It's because of the way most companies build their status dashboards. There are usually at least 2 dashboards, one internal dashboard and one external dashboard. The internal dashboard is the actual monitoring dashboard, where it will be hooked up with other monitoring data sources. The external status dashboard is just for customer communication. Only after the outage/degradation is confirmed internally, then the external dashboard will be updated to avoid flaky monitors and alerts. It will also affect SLAs so it needs multiple levels of approval to change the status, that's why there are some delays.
> The external status dashboard is just for customer communication. Only after the outage/degradation is confirmed internally, then the external dashboard will be updated to avoid flaky monitors and alerts. It will also affect SLAs so it needs multiple levels of approval to change the status, that's why there are some delays.

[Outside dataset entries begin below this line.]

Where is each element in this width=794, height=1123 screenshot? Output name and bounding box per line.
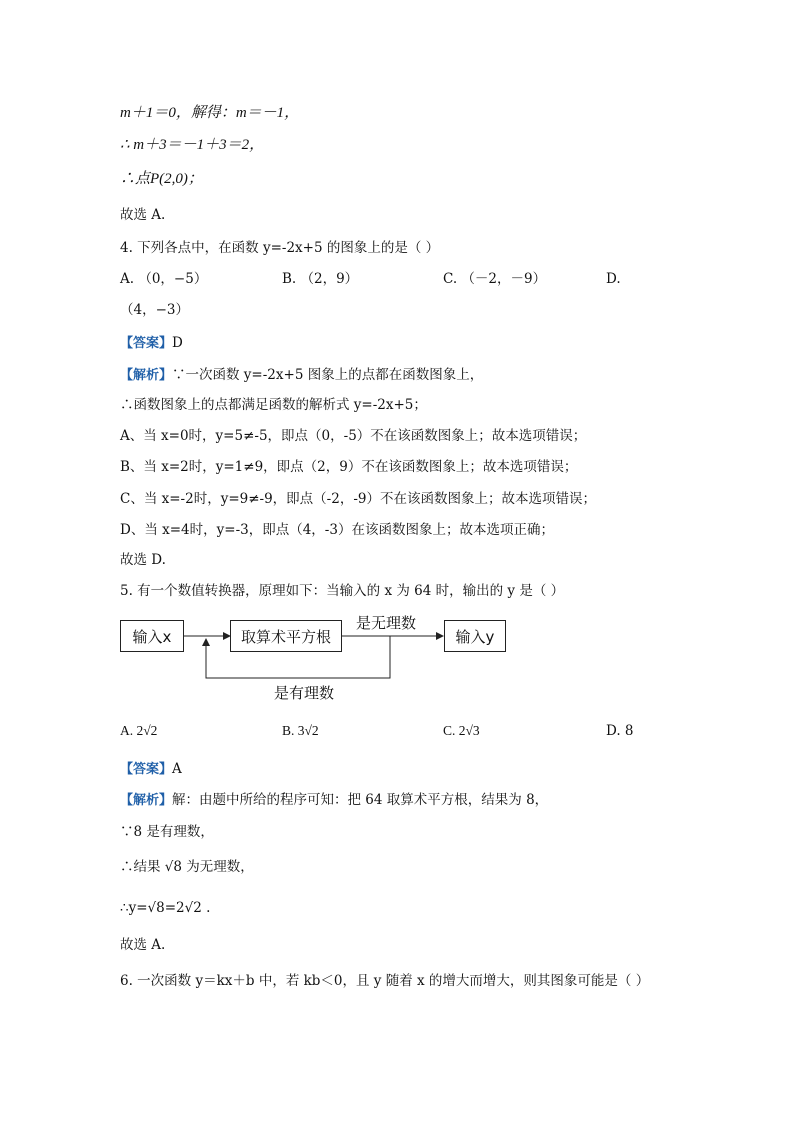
flow-output-label: 输入y bbox=[455, 627, 495, 646]
q5-option-a: A. 2√2 bbox=[120, 723, 158, 738]
q4-analysis-2: ∴函数图象上的点都满足函数的解析式 y=-2x+5； bbox=[120, 397, 427, 413]
q4-analysis-6: D、当 x=4时，y=-3，即点（4，-3）在该函数图象上；故本选项正确； bbox=[120, 522, 554, 538]
q5-option-c: C. 2√3 bbox=[443, 723, 480, 738]
q4-option-d-cont: （4，−3） bbox=[120, 302, 189, 318]
flow-input-box bbox=[120, 620, 184, 652]
answer-value: D bbox=[172, 335, 183, 351]
q4-option-d: D. bbox=[606, 271, 621, 287]
q4-choose: 故选 D. bbox=[120, 552, 166, 568]
flow-input-label: 输入x bbox=[132, 627, 172, 646]
flow-process-label: 取算术平方根 bbox=[240, 627, 331, 646]
analysis-tag: 【解析】 bbox=[120, 368, 173, 383]
q4-option-b: B. （2，9） bbox=[282, 271, 359, 287]
analysis-text: ∵一次函数 y=-2x+5 图象上的点都在函数图象上， bbox=[172, 367, 484, 383]
solution-line-2: ∴ m＋3＝－1＋3＝2， bbox=[120, 137, 265, 153]
q5-analysis-2: ∵8 是有理数， bbox=[120, 824, 214, 840]
choose-line-prev: 故选 A. bbox=[120, 207, 166, 223]
answer-value: A bbox=[172, 761, 182, 777]
question-6: 6. 一次函数 y＝kx＋b 中，若 kb＜0，且 y 随着 x 的增大而增大，则其图象可能是（ ） bbox=[120, 973, 650, 989]
q5-choose: 故选 A. bbox=[120, 937, 166, 953]
answer-tag: 【答案】 bbox=[120, 762, 173, 777]
analysis-text: 解：由题中所给的程序可知：把 64 取算术平方根，结果为 8， bbox=[172, 792, 549, 808]
flow-process-box bbox=[230, 620, 342, 652]
q5-analysis-1 bbox=[120, 791, 548, 810]
q5-answer bbox=[120, 760, 182, 779]
analysis-tag: 【解析】 bbox=[120, 793, 173, 808]
flow-irrational-label: 是无理数 bbox=[356, 614, 417, 632]
question-4: 4. 下列各点中，在函数 y=-2x+5 的图象上的是（ ） bbox=[120, 240, 440, 256]
q5-option-d: D. 8 bbox=[606, 723, 634, 739]
q4-analysis-3: A、当 x=0时，y=5≠-5，即点（0，-5）不在该函数图象上；故本选项错误； bbox=[120, 428, 587, 444]
question-5: 5. 有一个数值转换器，原理如下：当输入的 x 为 64 时，输出的 y 是（ ） bbox=[120, 583, 565, 599]
flow-rational-label: 是有理数 bbox=[274, 684, 335, 702]
q4-option-a: A. （0，−5） bbox=[120, 271, 208, 287]
q4-analysis-5: C、当 x=-2时，y=9≠-9，即点（-2，-9）不在该函数图象上；故本选项错误； bbox=[120, 491, 596, 507]
solution-line-1: m＋1＝0，解得：m＝－1， bbox=[120, 105, 300, 121]
answer-tag: 【答案】 bbox=[120, 336, 173, 351]
flow-output-box bbox=[444, 620, 506, 652]
q4-option-c: C. （－2，－9） bbox=[443, 271, 547, 287]
q4-analysis-4: B、当 x=2时，y=1≠9，即点（2，9）不在该函数图象上；故本选项错误； bbox=[120, 459, 578, 475]
solution-line-3: ∴点P(2,0)； bbox=[120, 171, 203, 187]
q5-option-b: B. 3√2 bbox=[282, 723, 319, 738]
q5-analysis-3: ∴结果 √8 为无理数， bbox=[120, 859, 254, 875]
q5-analysis-4: ∴y=√8=2√2 . bbox=[120, 900, 211, 916]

This defeats the purpose of a status dashboard and is effectively useless in practice most of the time from a consumers point of view.
From a business perspective, I think given the choice to lie a little bit or be brutally honest with your customers, lying a bit is almost always the correct choice.
My ideal would be if regulations which made it necessary that downtime metrics had to be reported with at most somewhere between a 10m and 30m delay as "suspected reliability issue".
If your reliability metrics have lots of false positives, that's on you and you'll have to write down some reason why those false positives exist every time.
Then that company could decide for itself whether to update manually with "not a reliability issue because X".
This lets consumers avoid being gaslighted and businesses don't technically have to call it downtime.
This is intentional. It's mostly a matter of discussing how to communicate it publicly and when to flip the switch to start the SLA timer. Also coordinating incident response during a huge outage is always challenging.
Now 4 out of 10 services are marked as "Incident", yet most of the others are also completely dead.